Brady resignation demanded after derogatory remark

August 02, 1992|By New York Times News Service

WASHINGTON -- Treasury Secretary Nicholas F. Brady ran into renewed criticism this weekend for using the term "Japs" at an informal breakfast with reporters Thursday.

"We have been told our workers are idle and ill-educated, our goods uncompetitive, and our managers inefficient, and we can't compete with the Japs or the Germans or for that matter anybody else in the world," Mr. Brady had said.

Mr. Brady used the term only once, referring to "Japan" and "the Japanese" on many other occasions during the hourlong breakfast.

In an interview yesterday, Rep. Robert T. Matsui, a California Democrat, called for Mr. Brady's resignation, saying that the term was derogatory and insensitive when used in the 1950s and was even worse now.

"It really demonstrates the kind of insularity of this administration, the people that George Bush surrounds himself with," said Mr.
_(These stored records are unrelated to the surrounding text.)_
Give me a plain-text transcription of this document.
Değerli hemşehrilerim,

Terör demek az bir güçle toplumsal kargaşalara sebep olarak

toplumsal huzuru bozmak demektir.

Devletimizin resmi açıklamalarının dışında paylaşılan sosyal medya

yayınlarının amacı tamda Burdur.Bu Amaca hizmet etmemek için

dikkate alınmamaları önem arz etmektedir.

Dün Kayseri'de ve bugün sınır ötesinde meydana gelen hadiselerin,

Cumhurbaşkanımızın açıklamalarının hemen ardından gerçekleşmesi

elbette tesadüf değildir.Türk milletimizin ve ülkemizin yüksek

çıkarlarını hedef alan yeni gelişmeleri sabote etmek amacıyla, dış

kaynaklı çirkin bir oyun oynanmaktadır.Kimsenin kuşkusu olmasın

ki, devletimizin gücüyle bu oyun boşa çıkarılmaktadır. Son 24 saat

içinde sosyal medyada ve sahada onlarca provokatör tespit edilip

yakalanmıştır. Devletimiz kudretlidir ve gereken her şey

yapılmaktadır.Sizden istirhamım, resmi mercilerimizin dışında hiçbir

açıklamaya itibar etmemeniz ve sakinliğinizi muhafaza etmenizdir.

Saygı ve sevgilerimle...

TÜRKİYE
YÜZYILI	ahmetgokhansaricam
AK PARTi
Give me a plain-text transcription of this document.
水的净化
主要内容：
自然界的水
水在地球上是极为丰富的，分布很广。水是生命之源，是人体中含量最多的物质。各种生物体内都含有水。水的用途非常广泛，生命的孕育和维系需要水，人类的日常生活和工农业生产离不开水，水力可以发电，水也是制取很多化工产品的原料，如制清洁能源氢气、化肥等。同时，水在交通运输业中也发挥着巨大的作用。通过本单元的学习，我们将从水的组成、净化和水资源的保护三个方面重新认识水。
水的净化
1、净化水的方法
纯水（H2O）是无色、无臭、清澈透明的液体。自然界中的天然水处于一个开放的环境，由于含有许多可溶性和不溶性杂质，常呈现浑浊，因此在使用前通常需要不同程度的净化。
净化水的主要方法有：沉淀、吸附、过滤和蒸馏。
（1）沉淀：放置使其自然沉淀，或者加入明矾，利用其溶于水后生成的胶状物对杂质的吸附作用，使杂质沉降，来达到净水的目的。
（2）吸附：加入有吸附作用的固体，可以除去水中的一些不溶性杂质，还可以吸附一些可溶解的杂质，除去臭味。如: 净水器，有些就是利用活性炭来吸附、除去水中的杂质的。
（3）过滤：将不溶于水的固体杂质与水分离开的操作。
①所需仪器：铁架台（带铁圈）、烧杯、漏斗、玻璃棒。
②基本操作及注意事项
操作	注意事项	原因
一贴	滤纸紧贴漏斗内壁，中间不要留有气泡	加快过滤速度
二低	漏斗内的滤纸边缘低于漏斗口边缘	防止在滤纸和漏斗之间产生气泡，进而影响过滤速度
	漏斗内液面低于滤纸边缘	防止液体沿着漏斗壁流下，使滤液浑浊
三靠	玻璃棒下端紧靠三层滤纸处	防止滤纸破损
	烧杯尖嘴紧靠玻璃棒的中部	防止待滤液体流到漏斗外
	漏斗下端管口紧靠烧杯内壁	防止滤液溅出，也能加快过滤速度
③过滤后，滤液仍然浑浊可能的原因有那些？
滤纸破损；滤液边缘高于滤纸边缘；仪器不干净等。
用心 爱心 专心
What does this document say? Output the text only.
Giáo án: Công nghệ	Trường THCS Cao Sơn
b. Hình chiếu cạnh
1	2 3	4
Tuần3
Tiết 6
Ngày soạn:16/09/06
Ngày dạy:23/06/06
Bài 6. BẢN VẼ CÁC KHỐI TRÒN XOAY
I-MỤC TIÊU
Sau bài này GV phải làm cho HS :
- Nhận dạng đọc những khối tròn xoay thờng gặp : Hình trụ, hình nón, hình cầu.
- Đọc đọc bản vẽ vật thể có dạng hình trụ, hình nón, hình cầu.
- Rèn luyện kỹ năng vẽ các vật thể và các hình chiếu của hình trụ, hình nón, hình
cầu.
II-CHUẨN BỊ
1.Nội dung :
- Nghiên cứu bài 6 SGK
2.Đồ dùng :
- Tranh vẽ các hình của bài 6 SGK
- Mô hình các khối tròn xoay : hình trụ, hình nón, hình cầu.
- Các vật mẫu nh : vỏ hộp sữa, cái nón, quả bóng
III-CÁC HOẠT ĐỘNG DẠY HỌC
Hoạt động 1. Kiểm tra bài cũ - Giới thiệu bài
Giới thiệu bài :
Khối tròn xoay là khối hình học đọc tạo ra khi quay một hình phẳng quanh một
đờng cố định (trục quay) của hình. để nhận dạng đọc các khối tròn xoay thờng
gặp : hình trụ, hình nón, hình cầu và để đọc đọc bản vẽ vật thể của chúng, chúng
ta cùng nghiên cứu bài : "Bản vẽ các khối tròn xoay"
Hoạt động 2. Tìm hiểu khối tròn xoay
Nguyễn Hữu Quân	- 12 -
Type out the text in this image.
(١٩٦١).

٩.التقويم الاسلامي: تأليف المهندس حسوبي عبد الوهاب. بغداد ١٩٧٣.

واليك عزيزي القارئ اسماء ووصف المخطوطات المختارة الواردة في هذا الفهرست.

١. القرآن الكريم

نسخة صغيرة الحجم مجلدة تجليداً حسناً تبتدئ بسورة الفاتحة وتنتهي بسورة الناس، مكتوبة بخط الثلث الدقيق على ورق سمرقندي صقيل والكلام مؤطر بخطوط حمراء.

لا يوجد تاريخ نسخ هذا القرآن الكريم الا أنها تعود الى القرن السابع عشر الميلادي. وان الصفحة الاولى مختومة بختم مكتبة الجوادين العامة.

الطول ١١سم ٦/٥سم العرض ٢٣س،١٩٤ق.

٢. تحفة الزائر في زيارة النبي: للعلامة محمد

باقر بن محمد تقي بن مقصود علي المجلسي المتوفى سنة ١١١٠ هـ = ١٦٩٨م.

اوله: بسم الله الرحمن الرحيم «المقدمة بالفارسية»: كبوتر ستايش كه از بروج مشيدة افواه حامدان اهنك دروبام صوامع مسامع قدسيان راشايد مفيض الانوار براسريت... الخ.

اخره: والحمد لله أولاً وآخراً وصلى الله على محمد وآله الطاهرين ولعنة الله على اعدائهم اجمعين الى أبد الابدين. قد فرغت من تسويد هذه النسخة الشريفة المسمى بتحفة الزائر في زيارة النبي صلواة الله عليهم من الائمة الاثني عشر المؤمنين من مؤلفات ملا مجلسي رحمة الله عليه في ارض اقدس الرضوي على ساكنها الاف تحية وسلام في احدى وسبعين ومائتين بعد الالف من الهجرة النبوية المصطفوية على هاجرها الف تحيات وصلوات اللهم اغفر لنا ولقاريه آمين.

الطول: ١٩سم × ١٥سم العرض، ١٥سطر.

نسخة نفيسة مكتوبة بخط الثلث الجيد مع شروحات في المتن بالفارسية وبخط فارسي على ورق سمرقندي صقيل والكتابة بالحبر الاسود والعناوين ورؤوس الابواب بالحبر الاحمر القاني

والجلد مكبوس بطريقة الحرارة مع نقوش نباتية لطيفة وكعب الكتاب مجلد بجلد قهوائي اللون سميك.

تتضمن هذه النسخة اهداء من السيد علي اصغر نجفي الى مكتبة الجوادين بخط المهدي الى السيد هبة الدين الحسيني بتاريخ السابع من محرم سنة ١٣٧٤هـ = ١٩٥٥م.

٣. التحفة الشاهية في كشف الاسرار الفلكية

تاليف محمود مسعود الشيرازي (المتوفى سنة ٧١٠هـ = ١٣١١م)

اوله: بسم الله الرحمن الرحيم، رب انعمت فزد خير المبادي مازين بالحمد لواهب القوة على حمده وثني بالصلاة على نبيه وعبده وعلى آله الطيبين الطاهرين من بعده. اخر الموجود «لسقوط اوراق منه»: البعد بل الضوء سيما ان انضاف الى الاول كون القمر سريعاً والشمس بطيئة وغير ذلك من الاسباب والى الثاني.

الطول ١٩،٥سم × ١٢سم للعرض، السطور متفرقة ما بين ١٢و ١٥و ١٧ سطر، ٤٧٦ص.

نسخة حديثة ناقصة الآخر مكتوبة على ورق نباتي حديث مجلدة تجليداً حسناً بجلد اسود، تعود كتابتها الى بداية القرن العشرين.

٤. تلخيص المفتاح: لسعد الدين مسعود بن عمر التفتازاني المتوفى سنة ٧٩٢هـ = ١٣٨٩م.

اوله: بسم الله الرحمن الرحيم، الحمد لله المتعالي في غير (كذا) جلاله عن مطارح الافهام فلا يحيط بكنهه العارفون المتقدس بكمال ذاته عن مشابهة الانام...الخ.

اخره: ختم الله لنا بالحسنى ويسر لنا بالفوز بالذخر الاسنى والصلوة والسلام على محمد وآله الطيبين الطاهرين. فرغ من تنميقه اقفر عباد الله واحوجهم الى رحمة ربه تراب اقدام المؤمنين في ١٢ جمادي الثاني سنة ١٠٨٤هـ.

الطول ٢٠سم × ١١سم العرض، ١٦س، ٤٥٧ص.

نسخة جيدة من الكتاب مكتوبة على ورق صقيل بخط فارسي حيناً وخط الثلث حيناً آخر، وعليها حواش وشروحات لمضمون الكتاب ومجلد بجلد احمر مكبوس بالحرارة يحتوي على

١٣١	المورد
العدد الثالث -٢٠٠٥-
Matsui, who was a critic of Mr. Brady before the incident.

The Japanese Embassy also complained yesterday about the term.

"We are disappointed that he used the phrase, which is often associated with a negative and demeaning tone with regard to the Japanese people," said Koichi Ai, an embassy press officer, when asked about the incident. "We didn't think it was something we should make a formal protest, but we are disappointed."

Mr. Ai said that embassy officials read Mr. Brady's remarks Thursday in a routine transcript of the breakfast meeting.

Mr. Brady apologized when asked about the incident Friday by a reporter, said Desiree Tucker-Sorini, the chief spokeswoman for the Treasury Department.